After 6 months of colleting email data it should be possible to spot trends and variations. Some variations, mostly around holiday periods are quite obvious but trends have not been so obvious. One measure in particular has been remarkably constant: the average number of recipients per email. The following plot shows this average over the last 27 weeks for approximately 2,000 people and 10,000,000 emails:

recipients per email

The average across the entire period is 1.66. The only noticeable variation occurs during the Christmas holiday when the organisation is almost completely closed.

Compare this with a couple of other averages:

emails per unique sender

MBytes per unique sender

That last one, which effectively shows the average size of emails, is interesting in that there is a peak immediately following the end of the Christmas holiday; this could be interpreted as a build-up of information suddenly being released or it could be because there is a lot of ‘set-up’ information sent around at the beginning of the year.


What is the distribution of emails sent from one rank to another?

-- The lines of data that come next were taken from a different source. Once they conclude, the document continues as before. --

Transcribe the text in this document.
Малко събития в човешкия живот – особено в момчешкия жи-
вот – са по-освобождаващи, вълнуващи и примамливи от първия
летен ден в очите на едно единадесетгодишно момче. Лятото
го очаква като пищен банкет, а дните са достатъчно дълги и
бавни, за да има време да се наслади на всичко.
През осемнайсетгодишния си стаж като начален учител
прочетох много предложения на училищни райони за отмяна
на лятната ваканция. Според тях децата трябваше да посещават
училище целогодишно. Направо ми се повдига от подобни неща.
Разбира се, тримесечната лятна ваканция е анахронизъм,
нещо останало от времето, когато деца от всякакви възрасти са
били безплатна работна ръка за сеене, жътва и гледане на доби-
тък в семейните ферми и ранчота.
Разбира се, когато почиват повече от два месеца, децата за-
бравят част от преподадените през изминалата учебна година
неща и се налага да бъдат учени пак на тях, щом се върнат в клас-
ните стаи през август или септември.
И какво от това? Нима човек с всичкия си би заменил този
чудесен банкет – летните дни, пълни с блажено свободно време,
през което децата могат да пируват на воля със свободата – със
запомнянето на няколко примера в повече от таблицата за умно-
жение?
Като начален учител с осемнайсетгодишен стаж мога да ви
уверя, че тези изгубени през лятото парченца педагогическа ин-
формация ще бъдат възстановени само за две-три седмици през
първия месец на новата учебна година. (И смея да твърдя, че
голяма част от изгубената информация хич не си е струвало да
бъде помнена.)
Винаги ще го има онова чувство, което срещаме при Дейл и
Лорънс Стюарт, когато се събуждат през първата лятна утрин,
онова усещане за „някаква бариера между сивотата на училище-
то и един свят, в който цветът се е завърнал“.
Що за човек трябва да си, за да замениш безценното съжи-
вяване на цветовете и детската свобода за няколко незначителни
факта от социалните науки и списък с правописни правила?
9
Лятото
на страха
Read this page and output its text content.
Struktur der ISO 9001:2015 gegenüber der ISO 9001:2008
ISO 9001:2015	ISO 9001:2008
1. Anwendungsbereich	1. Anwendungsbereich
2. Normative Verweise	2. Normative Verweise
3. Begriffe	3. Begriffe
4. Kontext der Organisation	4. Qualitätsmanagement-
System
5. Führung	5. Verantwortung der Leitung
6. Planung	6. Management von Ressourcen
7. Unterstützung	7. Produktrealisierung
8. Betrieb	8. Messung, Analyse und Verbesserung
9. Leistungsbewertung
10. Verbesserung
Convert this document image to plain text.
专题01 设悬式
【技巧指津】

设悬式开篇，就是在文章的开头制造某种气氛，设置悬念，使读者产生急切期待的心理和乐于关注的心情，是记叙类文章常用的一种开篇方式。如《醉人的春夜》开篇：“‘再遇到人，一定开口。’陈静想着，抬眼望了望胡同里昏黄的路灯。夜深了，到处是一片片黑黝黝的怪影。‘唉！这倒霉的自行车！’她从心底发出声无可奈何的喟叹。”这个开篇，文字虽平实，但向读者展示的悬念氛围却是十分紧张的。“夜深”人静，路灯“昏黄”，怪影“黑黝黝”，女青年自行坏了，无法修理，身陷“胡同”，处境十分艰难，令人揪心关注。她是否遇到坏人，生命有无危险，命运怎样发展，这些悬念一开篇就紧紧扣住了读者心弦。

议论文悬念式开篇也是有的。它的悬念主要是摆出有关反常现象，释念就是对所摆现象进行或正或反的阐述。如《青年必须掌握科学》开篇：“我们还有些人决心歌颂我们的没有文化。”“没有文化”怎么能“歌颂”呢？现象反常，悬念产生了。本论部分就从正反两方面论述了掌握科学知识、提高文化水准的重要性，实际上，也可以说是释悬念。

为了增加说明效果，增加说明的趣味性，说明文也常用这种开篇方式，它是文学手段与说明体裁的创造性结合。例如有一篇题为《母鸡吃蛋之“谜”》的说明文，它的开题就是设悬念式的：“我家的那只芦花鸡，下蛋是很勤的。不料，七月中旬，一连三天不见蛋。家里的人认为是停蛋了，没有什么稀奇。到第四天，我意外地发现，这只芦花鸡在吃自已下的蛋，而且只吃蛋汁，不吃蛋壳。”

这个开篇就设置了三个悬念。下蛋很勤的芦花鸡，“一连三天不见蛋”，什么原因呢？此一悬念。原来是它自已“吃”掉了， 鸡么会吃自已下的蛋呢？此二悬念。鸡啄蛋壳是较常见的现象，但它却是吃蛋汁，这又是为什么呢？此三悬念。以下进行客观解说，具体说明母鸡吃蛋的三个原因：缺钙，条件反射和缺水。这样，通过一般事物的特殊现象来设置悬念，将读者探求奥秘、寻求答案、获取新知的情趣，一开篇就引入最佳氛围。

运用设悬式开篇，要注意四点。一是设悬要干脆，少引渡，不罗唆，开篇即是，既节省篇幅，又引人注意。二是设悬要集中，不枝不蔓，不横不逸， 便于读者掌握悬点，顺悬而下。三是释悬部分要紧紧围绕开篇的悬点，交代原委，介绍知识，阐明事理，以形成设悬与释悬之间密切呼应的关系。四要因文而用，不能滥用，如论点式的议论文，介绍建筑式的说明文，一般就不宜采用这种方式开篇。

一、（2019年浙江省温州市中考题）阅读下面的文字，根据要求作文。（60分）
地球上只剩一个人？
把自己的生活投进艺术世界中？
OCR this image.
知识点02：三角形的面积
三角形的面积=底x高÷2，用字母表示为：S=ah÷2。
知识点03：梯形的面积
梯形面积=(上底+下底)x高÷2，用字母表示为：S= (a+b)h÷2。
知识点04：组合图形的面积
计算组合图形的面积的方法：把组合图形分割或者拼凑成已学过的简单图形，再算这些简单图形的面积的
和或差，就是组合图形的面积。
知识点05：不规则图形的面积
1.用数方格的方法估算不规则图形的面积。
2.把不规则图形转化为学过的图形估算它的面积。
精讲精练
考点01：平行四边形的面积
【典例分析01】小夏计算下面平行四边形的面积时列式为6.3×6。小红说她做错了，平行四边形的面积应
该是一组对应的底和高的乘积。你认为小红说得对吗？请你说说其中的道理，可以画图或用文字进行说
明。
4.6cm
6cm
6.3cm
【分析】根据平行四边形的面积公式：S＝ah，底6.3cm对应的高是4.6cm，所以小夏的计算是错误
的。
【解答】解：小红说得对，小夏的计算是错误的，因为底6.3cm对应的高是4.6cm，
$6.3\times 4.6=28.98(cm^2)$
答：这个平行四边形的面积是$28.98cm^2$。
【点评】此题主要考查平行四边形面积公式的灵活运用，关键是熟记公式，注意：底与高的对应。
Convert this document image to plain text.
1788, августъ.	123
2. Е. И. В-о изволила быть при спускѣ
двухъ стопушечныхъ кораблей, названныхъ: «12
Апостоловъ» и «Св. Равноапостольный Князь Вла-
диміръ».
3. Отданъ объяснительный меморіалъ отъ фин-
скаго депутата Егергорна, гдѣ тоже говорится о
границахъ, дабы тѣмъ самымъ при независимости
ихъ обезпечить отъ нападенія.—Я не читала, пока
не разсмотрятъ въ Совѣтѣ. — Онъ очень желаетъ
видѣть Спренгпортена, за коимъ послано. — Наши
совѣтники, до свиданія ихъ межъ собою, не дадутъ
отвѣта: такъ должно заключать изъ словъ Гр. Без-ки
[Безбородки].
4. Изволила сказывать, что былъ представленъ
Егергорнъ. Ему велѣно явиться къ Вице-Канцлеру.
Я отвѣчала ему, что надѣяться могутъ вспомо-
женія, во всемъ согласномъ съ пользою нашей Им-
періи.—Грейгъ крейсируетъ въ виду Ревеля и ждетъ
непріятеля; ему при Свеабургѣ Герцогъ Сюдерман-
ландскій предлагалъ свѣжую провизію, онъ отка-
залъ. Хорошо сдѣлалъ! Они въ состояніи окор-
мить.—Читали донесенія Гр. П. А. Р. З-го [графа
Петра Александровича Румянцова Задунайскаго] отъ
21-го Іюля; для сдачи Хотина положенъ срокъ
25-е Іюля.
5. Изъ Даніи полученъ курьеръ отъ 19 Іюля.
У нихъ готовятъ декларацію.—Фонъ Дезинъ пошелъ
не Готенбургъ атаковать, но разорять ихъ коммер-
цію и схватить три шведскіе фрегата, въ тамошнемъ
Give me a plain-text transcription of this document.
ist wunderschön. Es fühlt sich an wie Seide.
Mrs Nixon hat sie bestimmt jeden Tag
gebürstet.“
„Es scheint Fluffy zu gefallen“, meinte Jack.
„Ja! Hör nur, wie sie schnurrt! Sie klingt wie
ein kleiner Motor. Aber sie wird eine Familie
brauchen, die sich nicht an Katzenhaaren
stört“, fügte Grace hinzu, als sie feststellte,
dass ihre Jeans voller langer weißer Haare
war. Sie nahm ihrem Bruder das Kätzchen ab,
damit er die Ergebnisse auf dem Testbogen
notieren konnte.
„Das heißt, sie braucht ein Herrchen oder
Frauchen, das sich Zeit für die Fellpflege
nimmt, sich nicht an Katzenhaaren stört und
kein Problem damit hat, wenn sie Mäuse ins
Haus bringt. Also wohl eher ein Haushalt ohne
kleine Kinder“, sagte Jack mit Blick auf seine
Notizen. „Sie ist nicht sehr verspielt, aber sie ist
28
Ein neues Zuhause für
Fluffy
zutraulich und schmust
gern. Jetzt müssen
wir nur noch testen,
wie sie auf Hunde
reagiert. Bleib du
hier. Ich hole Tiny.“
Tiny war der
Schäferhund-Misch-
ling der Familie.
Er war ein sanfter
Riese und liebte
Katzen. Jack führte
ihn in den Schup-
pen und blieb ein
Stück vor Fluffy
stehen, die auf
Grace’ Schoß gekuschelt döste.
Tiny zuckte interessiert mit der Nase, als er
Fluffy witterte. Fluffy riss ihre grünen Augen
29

Whilst it appears higher ranks tend to send email downwards and lower ranks upward for a more detailed view it is possible to plot, for each rank, to which other ranks email is being sent. The plots are shown below:


Looking at these plots it can be seen ranks 0-4 send more email to the rank below than any other; ranks 5-7 send more email to the same rank than any other and only 8 sends more upwards (mostly to 6 and7). It can also be observed that the ranks to which email is sent are fairly tightly packed around the sending rank. Without other organisations to observe it difficult to make sweeping generic statements but I think this shows a lack of ‘mobility’ between the ranks and suggests a command-and-control mentality.